Brandy Perchinski, a police officer with Tiadaghton Valley Regional Police Department told the Sun-Gazette this at Tuesday’s National Night Out event in Jersey Shore.

A number of communities in our region participated in National Night Out, an annual opportunity for the public to meet police officers and other first responders. In Jersey Shore, children swam with police officers. At Williamsport Area Middle School, police officers talked with children about sports and school. Other agencies and organizations shared safety tips and activities.

It’s an important date for many reasons.

It provides our communities an opportunity to thank our first responders for their service and for the risks to their own lives they are willing to bear to keep us safe — in and of itself enough reason for the events.

It’s also beneficial for families to be reminded of what they can do to make their own homes and lives safer.

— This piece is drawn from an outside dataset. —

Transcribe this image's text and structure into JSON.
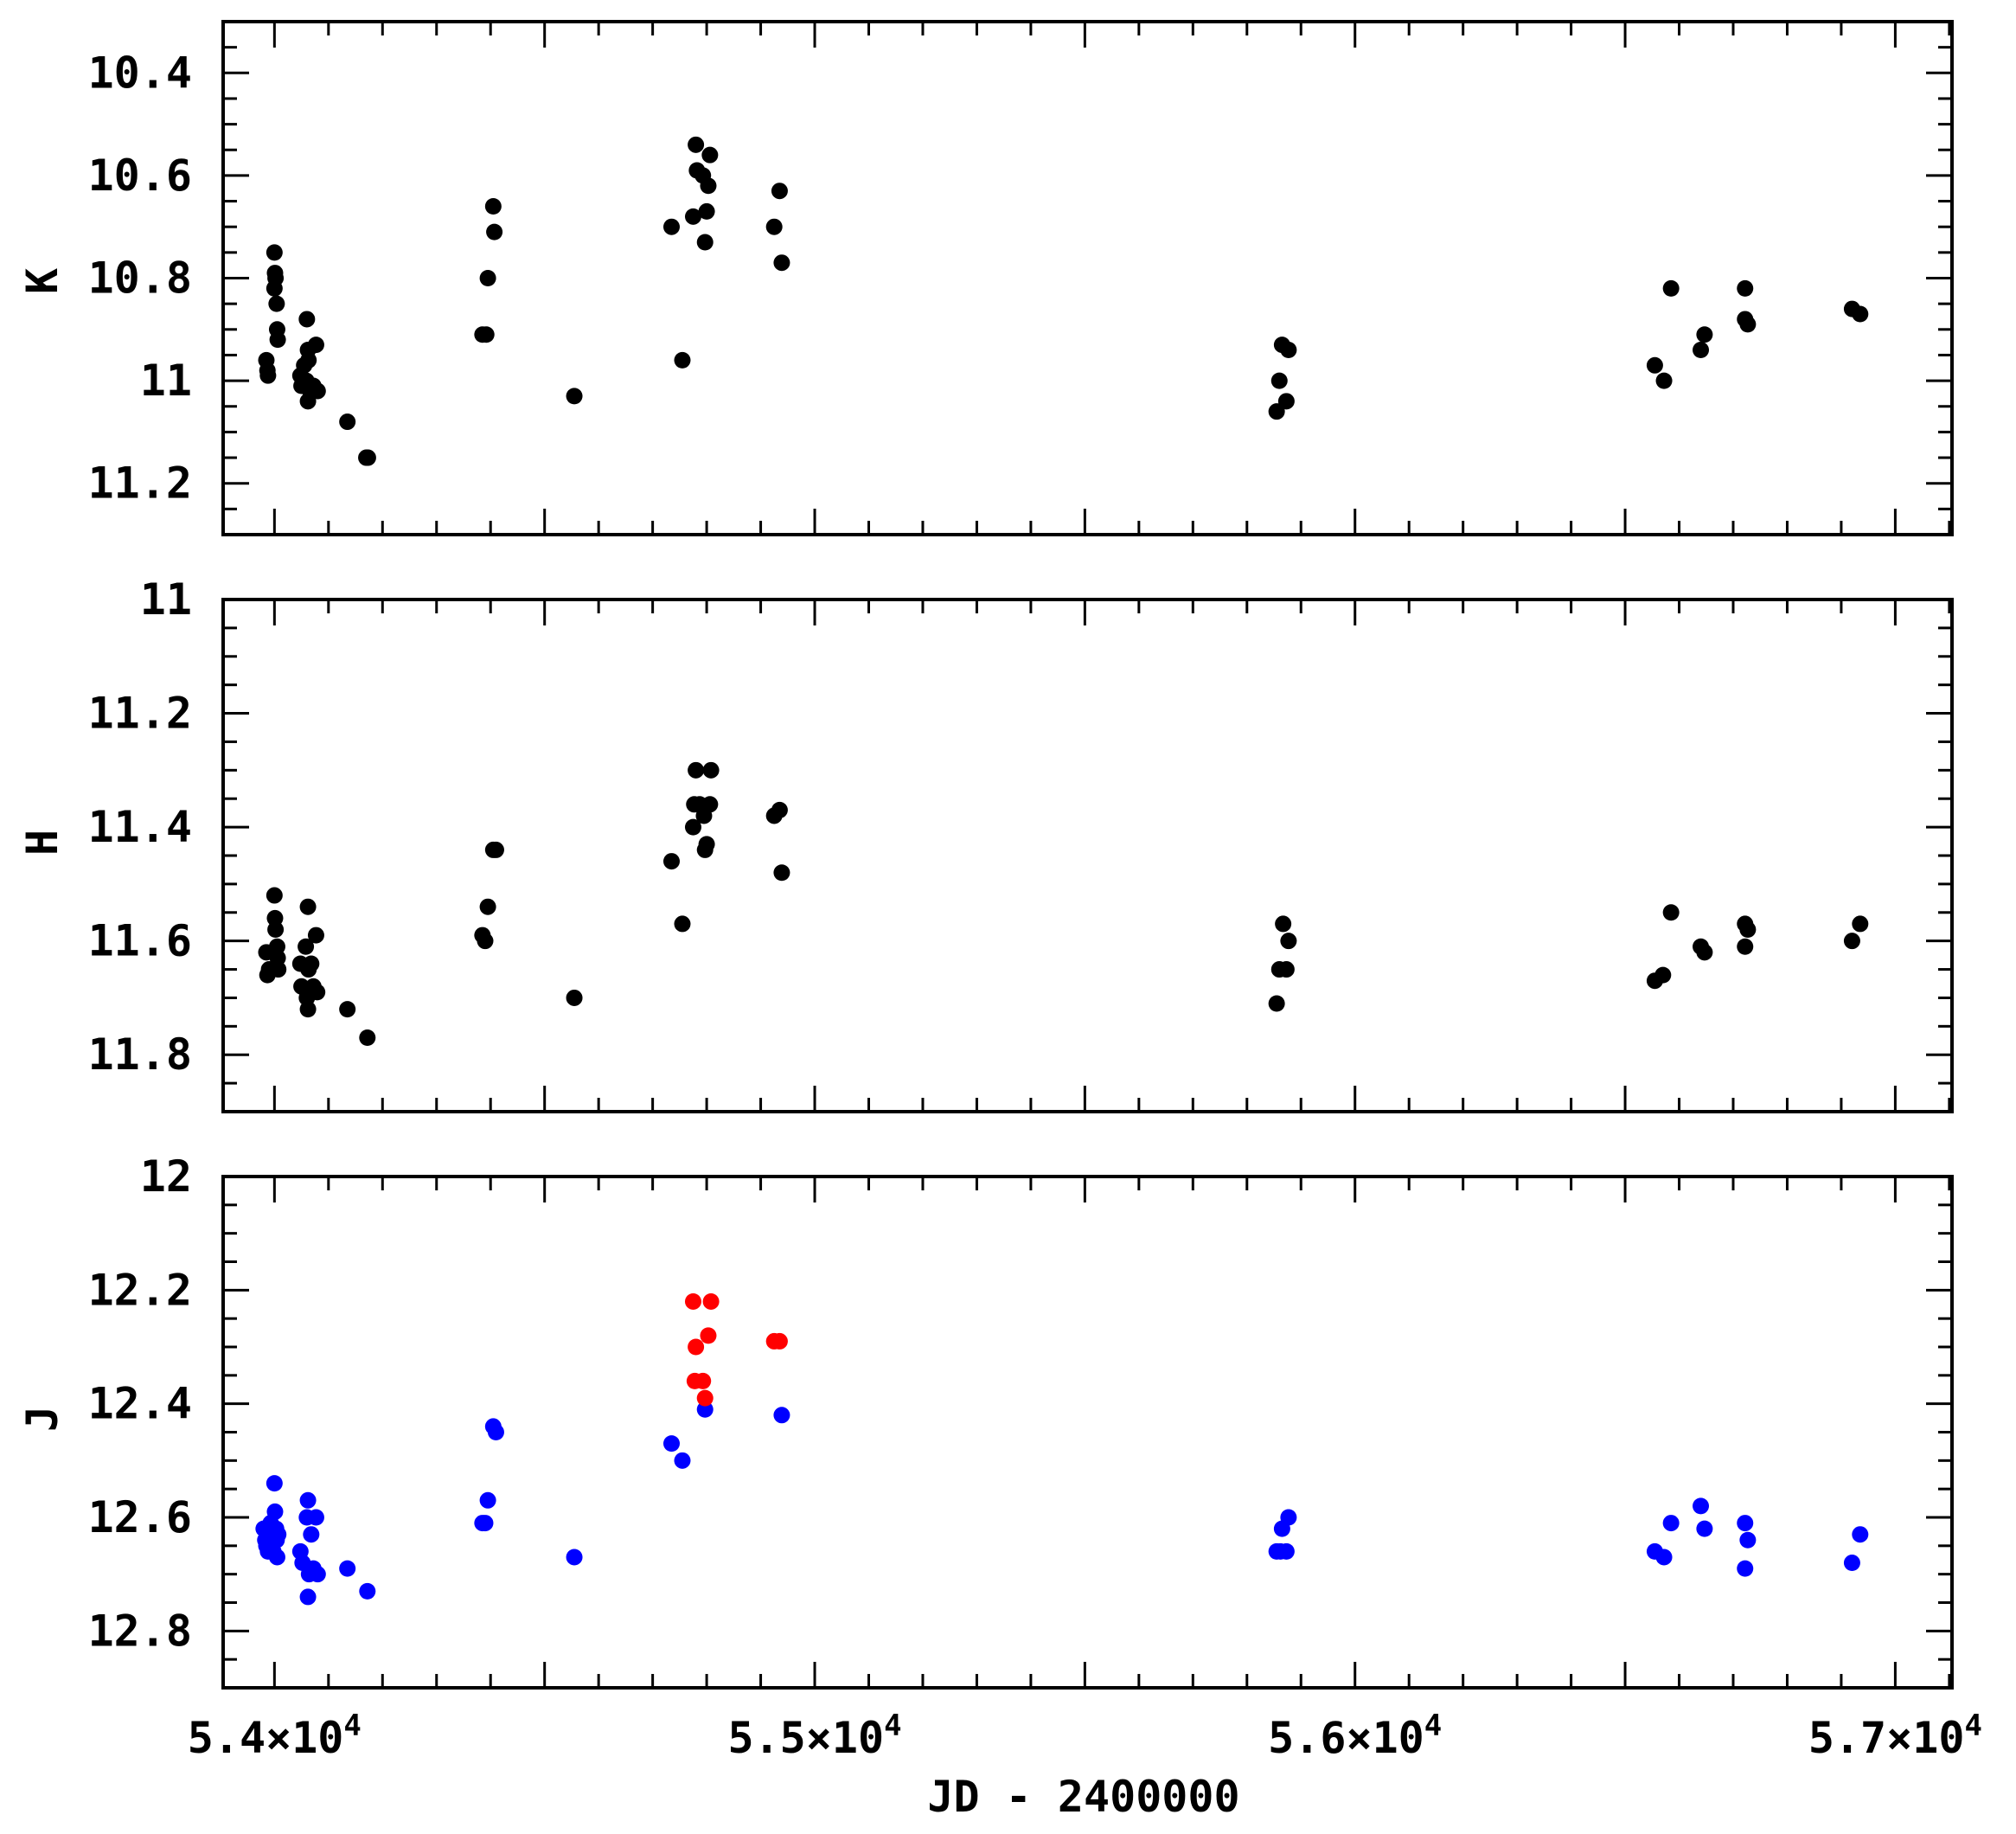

But, as Perchinski noted, it’s also a chance for police to build rapport with the public, to help dispel misperceptions and mistrust that unfortunately exist in some quarters.

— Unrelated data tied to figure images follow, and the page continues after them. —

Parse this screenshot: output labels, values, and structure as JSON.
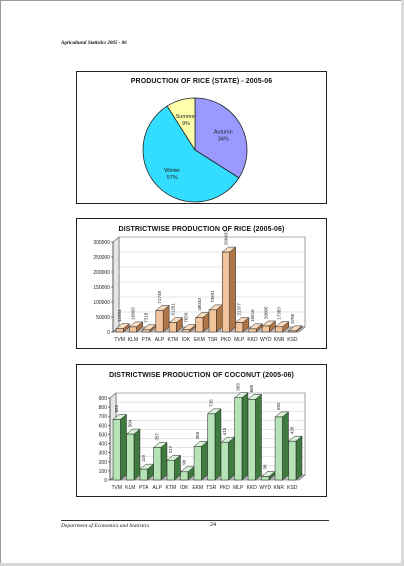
{
  "document": {
    "running_head": "Agricultural Statistics 2005 - 06",
    "footer_department": "Department of Economics and Statistics",
    "page_number": "24"
  },
  "chart_data": [
    {
      "type": "pie",
      "title": "PRODUCTION OF RICE (STATE) - 2005-06",
      "slices": [
        {
          "label": "Autumn",
          "value": 34,
          "pct_label": "34%",
          "color": "#9999ff"
        },
        {
          "label": "Winter",
          "value": 57,
          "pct_label": "57%",
          "color": "#33ddff"
        },
        {
          "label": "Summer",
          "value": 9,
          "pct_label": "9%",
          "color": "#ffffaa"
        }
      ]
    },
    {
      "type": "bar",
      "style": "3d",
      "title": "DISTRICTWISE PRODUCTION OF RICE (2005-06)",
      "categories": [
        "TVM",
        "KLM",
        "PTA",
        "ALP",
        "KTM",
        "IDK",
        "EKM",
        "TSR",
        "PKD",
        "MLP",
        "KKD",
        "WYD",
        "KNR",
        "KSD"
      ],
      "values": [
        11034,
        16903,
        7318,
        71748,
        31261,
        7650,
        48033,
        73691,
        266433,
        31377,
        10516,
        20005,
        17383,
        3786
      ],
      "value_labels": [
        "11034",
        "16903",
        "7318",
        "71748",
        "31261",
        "7650",
        "48033",
        "73691",
        "266433",
        "31377",
        "10516",
        "20005",
        "17383",
        "3786"
      ],
      "ylim": [
        0,
        300000
      ],
      "yticks": [
        0,
        50000,
        100000,
        150000,
        200000,
        250000,
        300000
      ],
      "colors": {
        "front": "#f0c39a",
        "side": "#b07545",
        "top": "#f7dcc0",
        "wall": "#ffffff",
        "floor": "#bbbbbb"
      }
    },
    {
      "type": "bar",
      "style": "3d",
      "title": "DISTRICTWISE PRODUCTION OF COCONUT (2005-06)",
      "categories": [
        "TVM",
        "KLM",
        "PTA",
        "ALP",
        "KTM",
        "IDK",
        "EKM",
        "TSR",
        "PKD",
        "MLP",
        "KKD",
        "WYD",
        "KNR",
        "KSD"
      ],
      "values": [
        665,
        504,
        119,
        357,
        217,
        90,
        369,
        726,
        415,
        903,
        885,
        38,
        692,
        426
      ],
      "value_labels": [
        "665",
        "504",
        "119",
        "357",
        "217",
        "90",
        "369",
        "726",
        "415",
        "903",
        "885",
        "38",
        "692",
        "426"
      ],
      "ylim": [
        0,
        900
      ],
      "yticks": [
        0,
        100,
        200,
        300,
        400,
        500,
        600,
        700,
        800,
        900
      ],
      "colors": {
        "front": "#b5e3b5",
        "side": "#3f7a3f",
        "top": "#d9f2d9",
        "wall": "#ffffff",
        "floor": "#bbbbbb"
      }
    }
  ]
}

An article by Spotlight PA in Wednesday’s edition of the Sun-Gazette reminds us all that this is an important goal as well.

The Spotlight PA article examined the difficulties police across the state face in solving unsolved homicides.

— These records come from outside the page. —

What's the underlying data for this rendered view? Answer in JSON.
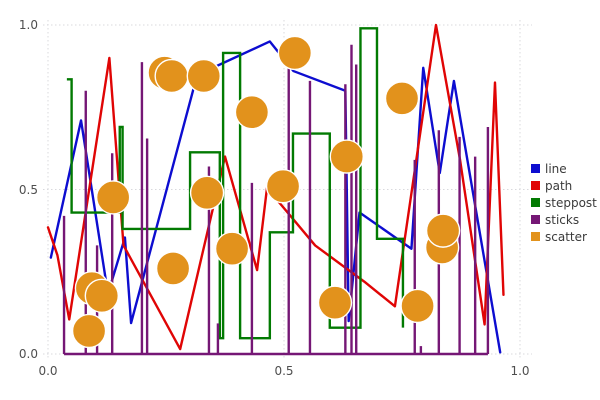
{
  "figure": {
    "background": "#ffffff"
  },
  "axes": {
    "x_tick_labels": [
      "0.0",
      "0.5",
      "1.0"
    ],
    "y_tick_labels": [
      "0.0",
      "0.5",
      "1.0"
    ],
    "x_tick_values": [
      0.0,
      0.5,
      1.0
    ],
    "y_tick_values": [
      0.0,
      0.5,
      1.0
    ],
    "grid_color": "#d9d9dd",
    "tick_label_color": "#4e4e4e"
  },
  "legend": {
    "position": "right-outside",
    "text_color": "#3a3a3a"
  },
  "chart_data": {
    "type": "mixed",
    "title": "",
    "xlabel": "",
    "ylabel": "",
    "xlim": [
      0,
      1
    ],
    "ylim": [
      0,
      1
    ],
    "grid": "dotted",
    "legend_position": "center right outside",
    "series": [
      {
        "name": "line",
        "type": "line",
        "color": "#0d0dd0",
        "x": [
          0.006,
          0.07,
          0.127,
          0.163,
          0.176,
          0.316,
          0.47,
          0.52,
          0.63,
          0.637,
          0.66,
          0.77,
          0.795,
          0.83,
          0.86,
          0.958
        ],
        "y": [
          0.293,
          0.71,
          0.183,
          0.354,
          0.094,
          0.848,
          0.95,
          0.86,
          0.8,
          0.1,
          0.43,
          0.32,
          0.87,
          0.55,
          0.83,
          0.005
        ]
      },
      {
        "name": "path",
        "type": "line",
        "color": "#e00505",
        "x": [
          0.0,
          0.02,
          0.045,
          0.13,
          0.16,
          0.28,
          0.375,
          0.443,
          0.464,
          0.566,
          0.67,
          0.735,
          0.822,
          0.873,
          0.925,
          0.947,
          0.965
        ],
        "y": [
          0.385,
          0.3,
          0.105,
          0.9,
          0.33,
          0.015,
          0.6,
          0.255,
          0.505,
          0.33,
          0.22,
          0.145,
          1.0,
          0.59,
          0.09,
          0.825,
          0.18
        ]
      },
      {
        "name": "steppost",
        "type": "step-post",
        "color": "#027a02",
        "x": [
          0.04,
          0.05,
          0.152,
          0.158,
          0.301,
          0.364,
          0.371,
          0.407,
          0.47,
          0.519,
          0.597,
          0.662,
          0.697,
          0.752
        ],
        "y": [
          0.835,
          0.43,
          0.69,
          0.38,
          0.613,
          0.048,
          0.915,
          0.048,
          0.37,
          0.67,
          0.08,
          0.99,
          0.35,
          0.08
        ]
      },
      {
        "name": "sticks",
        "type": "stem",
        "color": "#751775",
        "baseline": 0,
        "x": [
          0.034,
          0.08,
          0.104,
          0.136,
          0.199,
          0.21,
          0.341,
          0.36,
          0.432,
          0.51,
          0.555,
          0.63,
          0.643,
          0.653,
          0.777,
          0.79,
          0.828,
          0.872,
          0.905,
          0.932
        ],
        "y": [
          0.42,
          0.8,
          0.33,
          0.61,
          0.887,
          0.655,
          0.57,
          0.093,
          0.52,
          0.887,
          0.83,
          0.82,
          0.94,
          0.88,
          0.59,
          0.024,
          0.68,
          0.66,
          0.6,
          0.69
        ]
      },
      {
        "name": "scatter",
        "type": "scatter",
        "color": "#e2921c",
        "marker_edge_color": "#ffffff",
        "x": [
          0.087,
          0.093,
          0.114,
          0.138,
          0.247,
          0.262,
          0.265,
          0.33,
          0.337,
          0.39,
          0.432,
          0.498,
          0.523,
          0.608,
          0.633,
          0.75,
          0.783,
          0.835,
          0.837
        ],
        "y": [
          0.07,
          0.2,
          0.177,
          0.476,
          0.855,
          0.845,
          0.26,
          0.845,
          0.49,
          0.32,
          0.735,
          0.51,
          0.915,
          0.156,
          0.6,
          0.777,
          0.146,
          0.324,
          0.375
        ]
      }
    ]
  }
}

The reflections by family members of those lost to homicide are heart-breaking. While their compassion for each other is laudable, we must ask ourselves what we can do to improve our communities so these suffering families do not have to wait for closure and for justice.

It was not a surprise to see uncooperative witnesses listed as one factor hindering the identification and apprehension of suspects.

We all too often see that here in Lycoming County, with all manner of crimes.

It’s of course frustrating for our hard-working police. And it’s appallingly unfair to the victims of these crimes and their families.

We are thankful that police in Williamsport, in Jersey Shore and in other communities are going above and beyond to foster positive relationships with the public.

But now it must be the public’s turn. We must ask our neighbors who have information relevant to investigations — particularly of violent crimes and crimes that instill fear — to speak up, to share what they know with police and to help make our streets and our neighborhoods safer.